The first limb of Yoga is called Yama. This can be translated as abstinence, or simply guidelines for an ethical way of living. Yama consists of five concepts: non-violence, truthfulness, non-stealing, continence and non-greed. They may have been translated or interpreted differently by different authors or commentators on the text. In Sanskrit, they are referred to as Ahimsa, Satya, Asteya, Brahmacharya and Aparigraha.
These are big ideas to contemplate. This time of year may be the perfect time to do just that.
So get a pen and paper out, or simply sit and meditate on these concepts. To get grounded and focused apply your Yogandha Ground Rollerball onto your pulse points. Breathe and get ready for your philosophic Yoga class:
The Yamas of ethical living
Let’s start with the first Yama which is Ahimsa, or non-violence, and not causing pain. This may be one that you actually do hear about in your Yoga class. Because certainly one of the main principles of life must be to not cause any harm. No injuries in our Yoga classes! But it obviously has a deeper meaning than physical injuries.
How might your choices, your thoughts, speech and actions cause pain? To yourself or others? Even to the animal kingdom, environment, nature and society?

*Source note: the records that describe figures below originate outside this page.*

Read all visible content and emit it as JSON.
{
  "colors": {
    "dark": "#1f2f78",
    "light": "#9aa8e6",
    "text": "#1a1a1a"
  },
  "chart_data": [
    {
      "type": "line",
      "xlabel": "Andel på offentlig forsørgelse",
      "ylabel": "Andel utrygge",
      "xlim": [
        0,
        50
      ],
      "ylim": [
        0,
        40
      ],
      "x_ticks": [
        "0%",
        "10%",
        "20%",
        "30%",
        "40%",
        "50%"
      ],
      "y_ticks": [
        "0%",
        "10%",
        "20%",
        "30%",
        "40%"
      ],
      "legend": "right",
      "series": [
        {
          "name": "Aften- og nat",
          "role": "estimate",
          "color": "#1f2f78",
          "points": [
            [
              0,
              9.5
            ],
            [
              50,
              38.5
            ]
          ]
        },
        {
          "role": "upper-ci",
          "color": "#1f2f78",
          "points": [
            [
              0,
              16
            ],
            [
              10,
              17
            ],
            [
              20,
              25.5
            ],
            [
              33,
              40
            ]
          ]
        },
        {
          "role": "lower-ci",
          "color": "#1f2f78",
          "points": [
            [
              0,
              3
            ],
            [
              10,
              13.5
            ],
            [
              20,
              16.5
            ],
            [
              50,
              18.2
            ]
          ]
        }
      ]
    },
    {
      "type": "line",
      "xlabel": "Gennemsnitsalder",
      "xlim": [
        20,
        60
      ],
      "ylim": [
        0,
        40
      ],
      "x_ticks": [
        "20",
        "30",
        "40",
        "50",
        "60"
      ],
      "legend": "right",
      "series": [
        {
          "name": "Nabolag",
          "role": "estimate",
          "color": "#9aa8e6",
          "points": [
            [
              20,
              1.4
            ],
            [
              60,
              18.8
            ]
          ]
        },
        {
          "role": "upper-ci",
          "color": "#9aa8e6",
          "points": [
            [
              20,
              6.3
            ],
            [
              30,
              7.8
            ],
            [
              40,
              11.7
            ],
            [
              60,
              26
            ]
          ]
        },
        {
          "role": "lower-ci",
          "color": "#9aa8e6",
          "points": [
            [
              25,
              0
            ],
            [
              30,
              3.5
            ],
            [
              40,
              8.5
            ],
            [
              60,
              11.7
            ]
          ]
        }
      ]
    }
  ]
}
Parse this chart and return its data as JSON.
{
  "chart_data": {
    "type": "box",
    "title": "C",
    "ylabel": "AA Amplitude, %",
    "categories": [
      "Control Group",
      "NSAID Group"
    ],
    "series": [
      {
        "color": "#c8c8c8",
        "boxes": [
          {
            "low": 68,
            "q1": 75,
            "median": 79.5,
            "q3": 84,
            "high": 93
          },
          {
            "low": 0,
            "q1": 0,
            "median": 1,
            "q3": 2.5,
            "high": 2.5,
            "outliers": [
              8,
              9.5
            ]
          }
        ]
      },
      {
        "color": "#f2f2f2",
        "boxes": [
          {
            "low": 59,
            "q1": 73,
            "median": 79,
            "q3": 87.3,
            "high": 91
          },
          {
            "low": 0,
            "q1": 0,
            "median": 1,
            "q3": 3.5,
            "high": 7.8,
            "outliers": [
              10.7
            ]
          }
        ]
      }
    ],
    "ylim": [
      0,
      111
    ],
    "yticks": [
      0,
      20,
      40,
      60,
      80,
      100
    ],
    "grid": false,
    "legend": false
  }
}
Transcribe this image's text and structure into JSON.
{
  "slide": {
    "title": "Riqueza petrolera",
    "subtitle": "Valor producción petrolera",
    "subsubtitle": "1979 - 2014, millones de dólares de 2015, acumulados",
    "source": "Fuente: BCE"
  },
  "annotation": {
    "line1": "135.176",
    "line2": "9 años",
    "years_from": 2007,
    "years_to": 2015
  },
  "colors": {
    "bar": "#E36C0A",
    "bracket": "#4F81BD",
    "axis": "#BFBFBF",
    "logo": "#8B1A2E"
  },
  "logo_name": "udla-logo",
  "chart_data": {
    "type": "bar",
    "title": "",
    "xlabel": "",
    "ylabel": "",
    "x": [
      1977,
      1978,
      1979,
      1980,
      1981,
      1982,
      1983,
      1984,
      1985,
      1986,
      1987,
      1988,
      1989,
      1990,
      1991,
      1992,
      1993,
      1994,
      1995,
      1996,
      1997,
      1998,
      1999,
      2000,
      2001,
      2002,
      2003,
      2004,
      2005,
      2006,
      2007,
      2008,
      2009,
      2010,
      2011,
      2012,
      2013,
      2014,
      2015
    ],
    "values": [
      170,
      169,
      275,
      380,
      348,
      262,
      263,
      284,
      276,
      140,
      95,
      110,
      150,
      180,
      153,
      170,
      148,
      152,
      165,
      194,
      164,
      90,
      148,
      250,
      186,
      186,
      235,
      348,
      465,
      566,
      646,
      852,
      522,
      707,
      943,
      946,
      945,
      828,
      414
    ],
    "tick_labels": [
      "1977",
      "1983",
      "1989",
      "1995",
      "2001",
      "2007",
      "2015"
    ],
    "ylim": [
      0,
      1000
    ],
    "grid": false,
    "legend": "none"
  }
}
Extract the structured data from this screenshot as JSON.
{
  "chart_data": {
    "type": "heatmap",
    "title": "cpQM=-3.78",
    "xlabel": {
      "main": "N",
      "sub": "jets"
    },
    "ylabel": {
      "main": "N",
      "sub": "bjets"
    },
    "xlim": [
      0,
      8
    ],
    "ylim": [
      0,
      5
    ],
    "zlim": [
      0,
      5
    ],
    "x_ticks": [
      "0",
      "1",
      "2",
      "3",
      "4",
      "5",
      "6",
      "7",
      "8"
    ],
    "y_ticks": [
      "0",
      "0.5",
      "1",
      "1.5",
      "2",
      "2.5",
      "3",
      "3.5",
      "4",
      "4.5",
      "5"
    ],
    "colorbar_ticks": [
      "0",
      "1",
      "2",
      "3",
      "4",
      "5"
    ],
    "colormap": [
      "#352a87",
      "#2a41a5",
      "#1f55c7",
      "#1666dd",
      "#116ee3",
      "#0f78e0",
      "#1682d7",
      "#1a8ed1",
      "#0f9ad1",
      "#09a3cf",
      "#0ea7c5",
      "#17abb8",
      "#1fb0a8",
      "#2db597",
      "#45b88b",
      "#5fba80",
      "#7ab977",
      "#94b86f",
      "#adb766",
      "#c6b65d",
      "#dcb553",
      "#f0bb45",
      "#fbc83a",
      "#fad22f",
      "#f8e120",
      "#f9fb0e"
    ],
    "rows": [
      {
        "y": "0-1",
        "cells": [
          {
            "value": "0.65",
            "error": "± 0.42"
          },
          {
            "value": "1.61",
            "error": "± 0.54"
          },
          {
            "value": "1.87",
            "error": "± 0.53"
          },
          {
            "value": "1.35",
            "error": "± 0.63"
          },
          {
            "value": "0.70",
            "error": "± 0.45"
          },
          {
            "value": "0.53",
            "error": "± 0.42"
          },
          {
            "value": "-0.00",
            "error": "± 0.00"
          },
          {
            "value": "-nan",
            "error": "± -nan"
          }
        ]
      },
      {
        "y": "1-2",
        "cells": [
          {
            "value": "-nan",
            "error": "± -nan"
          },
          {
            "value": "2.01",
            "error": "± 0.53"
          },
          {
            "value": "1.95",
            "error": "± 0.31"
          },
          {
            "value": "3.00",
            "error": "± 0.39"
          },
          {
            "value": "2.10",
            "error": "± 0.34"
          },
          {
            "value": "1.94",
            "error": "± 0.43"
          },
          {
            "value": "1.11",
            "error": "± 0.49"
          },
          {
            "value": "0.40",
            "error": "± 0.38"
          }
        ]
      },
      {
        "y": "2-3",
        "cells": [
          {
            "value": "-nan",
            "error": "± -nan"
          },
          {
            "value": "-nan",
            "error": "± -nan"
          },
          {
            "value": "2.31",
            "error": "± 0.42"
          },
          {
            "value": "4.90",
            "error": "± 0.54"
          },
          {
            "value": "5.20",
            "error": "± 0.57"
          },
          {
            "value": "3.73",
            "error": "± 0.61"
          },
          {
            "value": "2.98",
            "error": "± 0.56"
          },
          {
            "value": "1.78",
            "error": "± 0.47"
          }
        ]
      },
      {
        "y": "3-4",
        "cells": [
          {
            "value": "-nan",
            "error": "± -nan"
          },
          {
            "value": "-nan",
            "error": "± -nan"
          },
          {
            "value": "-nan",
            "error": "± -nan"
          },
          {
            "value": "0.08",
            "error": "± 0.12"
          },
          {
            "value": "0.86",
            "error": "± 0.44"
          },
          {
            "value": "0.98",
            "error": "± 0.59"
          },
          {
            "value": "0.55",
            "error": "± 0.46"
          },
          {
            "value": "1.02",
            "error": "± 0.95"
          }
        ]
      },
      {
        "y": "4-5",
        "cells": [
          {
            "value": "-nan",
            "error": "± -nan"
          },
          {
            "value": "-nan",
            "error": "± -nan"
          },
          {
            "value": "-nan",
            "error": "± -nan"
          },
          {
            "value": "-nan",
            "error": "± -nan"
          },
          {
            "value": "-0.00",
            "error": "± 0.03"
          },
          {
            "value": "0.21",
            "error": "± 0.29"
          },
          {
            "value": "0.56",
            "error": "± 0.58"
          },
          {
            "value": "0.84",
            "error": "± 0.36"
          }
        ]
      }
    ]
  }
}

By practising Ahimsa we start to observe our Self and how we interact in the world. We take responsibility for our behaviour and the potential consequences.
Satya or truthfulness. Sometimes the truth hurts so we will also remind ourselves that we still want to practise non-violence. The actual meaning of the Sanskrit word Satya can also be translated as "actively expressing and being in harmony with the ultimate truth.” So, we are looking at being completely honest and truthful in our daily life but also in relation to the ultimate spiritual truth.
Asteya or non-stealing. In Sri Swami Satchidananda’s commentary of Patanjali’s Yoga Sutras he says: “To one established in non-stealing, all wealth comes.” Again there are many levels to this statement. For most people, this seems to be a decent moral code. We generally do not steal and we don’t take what is not ours to take. But using the concepts of Ahimsa and Satya can we honestly say that we don’t take more than what we give? Are we greedy? Or perhaps we are holding back? Are we stealing from ourselves and the world by not living truthfully and sharing our gifts?
Brahmacharya or continence is also translated as celibacy. Brahma is a name for God and Char is to walk. The Ya is about being active. So it could also be translated as “walking with God”. This is about conserving our energy. And perhaps use this energy to develop more spiritually.
Aparigraha or non-greed. This is about abstention from greed or hoarding. We are in a consumer society and it’s difficult not to get caught up in “needing” more, buying more and accumulating. Society is also about attaining more power or perhaps becoming more advanced in our Yoga poses or in our work life. The common thread here is more. How can we be happy in the present with what we have? How can you find contentment without more and without greed?
Contemplate the Yamas and how they relate to your modern living. What can you take away from this spiritual text and use in your daily life?